All it takes is a little patience. F. Scott Yeager, a former Enron executive, got some good news from the 5th Circuit Court of Appeals in New Orleans, which ruled that it wouldn't revisit his case. So, he no longer has criminal charges related to financial fraud hanging over him. Yeager has been acquitted on all counts. This follows a June ruling by the Supreme Court, which tossed a previous 5th Circuit Court ruling that could have resulted in a new trial.
The ruling said, "Today, ... it is clear under our initial ... analysis the jury made a finding in acquitting Yeager that precludes prosecution on insider trading and money laundering." Samuel Buffone, who was one of Yeager's attorneys, stated that his client shouldn't have been indicted to begin with and didn't do anything wrong. It has taken them seven years to get to this point.
Yeager landed in hot water because he sold stock in Enron for more than $54 million before it began the plunge that would ultimately end with its bankruptcy in 2001. He faced 125 counts, was acquitted of five (four for wire fraud and one for conspiracy to commit wire and securities fraud) and wound up with a hung jury for the remaining 120, which included insider trading and money laundering. He was later indicted again on 13 counts of insider trading and money laundering.
The key to Yeager's acquittal was "collateral estoppel," a remote corner of the Fifth Amendment's double jeopardy clause, which keeps prosecutors from retrying individuals once a jury has voted not guilty on some charges but can't come to a conclusion on the others.
Yeager's is just the latest development in the (still) ongoing Enron saga. Several convictions have been tossed on appeal, and last week, the Supreme Court agreed to lend an ear to Jeff Skilling, the former CEO.

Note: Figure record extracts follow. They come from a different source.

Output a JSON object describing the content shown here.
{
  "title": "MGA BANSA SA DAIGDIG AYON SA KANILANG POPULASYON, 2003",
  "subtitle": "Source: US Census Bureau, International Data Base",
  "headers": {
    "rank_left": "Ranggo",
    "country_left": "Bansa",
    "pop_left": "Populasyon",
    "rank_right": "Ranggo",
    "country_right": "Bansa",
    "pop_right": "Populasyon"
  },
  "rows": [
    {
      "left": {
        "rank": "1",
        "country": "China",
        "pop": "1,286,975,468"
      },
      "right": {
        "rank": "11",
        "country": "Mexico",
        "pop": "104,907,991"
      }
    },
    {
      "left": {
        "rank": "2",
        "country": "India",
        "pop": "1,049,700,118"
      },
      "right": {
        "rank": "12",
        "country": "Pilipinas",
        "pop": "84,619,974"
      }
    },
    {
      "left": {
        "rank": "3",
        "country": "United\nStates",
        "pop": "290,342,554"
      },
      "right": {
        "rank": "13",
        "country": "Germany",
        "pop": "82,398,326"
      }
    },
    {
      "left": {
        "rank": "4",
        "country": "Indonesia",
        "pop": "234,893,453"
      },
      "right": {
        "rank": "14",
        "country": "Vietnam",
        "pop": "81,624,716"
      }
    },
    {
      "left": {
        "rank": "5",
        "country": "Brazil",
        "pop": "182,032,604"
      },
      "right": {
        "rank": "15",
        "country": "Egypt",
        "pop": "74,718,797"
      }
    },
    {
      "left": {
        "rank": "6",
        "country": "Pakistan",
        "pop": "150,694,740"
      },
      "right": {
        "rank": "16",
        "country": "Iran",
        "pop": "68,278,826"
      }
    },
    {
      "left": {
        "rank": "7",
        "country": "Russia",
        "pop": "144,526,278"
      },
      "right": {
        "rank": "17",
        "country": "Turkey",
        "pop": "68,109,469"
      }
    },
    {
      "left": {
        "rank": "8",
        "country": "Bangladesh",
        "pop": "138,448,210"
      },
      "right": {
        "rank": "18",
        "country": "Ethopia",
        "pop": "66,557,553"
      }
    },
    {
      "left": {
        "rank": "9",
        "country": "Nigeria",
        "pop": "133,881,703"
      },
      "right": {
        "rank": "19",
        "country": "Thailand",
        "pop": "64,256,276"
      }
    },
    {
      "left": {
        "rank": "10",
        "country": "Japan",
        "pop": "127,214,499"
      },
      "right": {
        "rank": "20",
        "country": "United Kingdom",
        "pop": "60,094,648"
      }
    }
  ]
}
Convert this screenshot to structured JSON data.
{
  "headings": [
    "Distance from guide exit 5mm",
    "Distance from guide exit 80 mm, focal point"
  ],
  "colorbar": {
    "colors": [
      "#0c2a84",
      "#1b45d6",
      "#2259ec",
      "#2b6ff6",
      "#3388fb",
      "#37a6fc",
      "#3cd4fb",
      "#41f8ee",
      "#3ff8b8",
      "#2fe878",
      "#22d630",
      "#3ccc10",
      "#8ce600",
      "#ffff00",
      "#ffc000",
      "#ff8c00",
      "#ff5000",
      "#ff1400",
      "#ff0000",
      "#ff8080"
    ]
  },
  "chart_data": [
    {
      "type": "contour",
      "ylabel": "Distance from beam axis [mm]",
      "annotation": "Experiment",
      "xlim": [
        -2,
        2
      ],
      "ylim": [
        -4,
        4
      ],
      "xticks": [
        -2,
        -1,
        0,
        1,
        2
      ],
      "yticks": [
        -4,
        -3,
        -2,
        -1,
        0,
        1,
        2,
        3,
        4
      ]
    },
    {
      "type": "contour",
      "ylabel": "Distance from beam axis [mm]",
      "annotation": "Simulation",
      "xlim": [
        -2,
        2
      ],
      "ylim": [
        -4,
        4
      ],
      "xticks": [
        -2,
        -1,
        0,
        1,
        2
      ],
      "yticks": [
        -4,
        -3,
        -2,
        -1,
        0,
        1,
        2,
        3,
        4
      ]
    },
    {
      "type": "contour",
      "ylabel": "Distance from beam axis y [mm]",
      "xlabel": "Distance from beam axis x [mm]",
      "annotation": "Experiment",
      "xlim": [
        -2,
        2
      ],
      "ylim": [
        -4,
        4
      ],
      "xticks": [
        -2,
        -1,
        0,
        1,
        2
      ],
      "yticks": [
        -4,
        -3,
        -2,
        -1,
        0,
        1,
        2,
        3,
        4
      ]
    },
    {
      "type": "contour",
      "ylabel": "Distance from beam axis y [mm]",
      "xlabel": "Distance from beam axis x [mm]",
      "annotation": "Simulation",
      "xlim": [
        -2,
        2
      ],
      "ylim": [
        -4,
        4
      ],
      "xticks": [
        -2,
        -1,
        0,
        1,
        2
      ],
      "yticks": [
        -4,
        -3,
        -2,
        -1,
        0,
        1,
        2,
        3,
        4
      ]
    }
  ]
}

The changes on appeal just underscore how justice can come too late. The defendants have lost years of their lives and unbelievable amounts of "reputation" currency because of the Enron mess, and Arthur Andersen LLP, which was eventually acquitted, didn't exist to enjoy the victory. Once the process begins, even victory can be meaningless (or at least degraded). But, let's be sure to balance the world of litigation with the realities of operation. It's clear that something went wrong at Enron, which is why the stock price plunged and the company went bankrupt. Once the first domino fell, though, it was pretty clear that there would be plenty of collateral damage ... and we'll be dealing with the fallout for a while to come.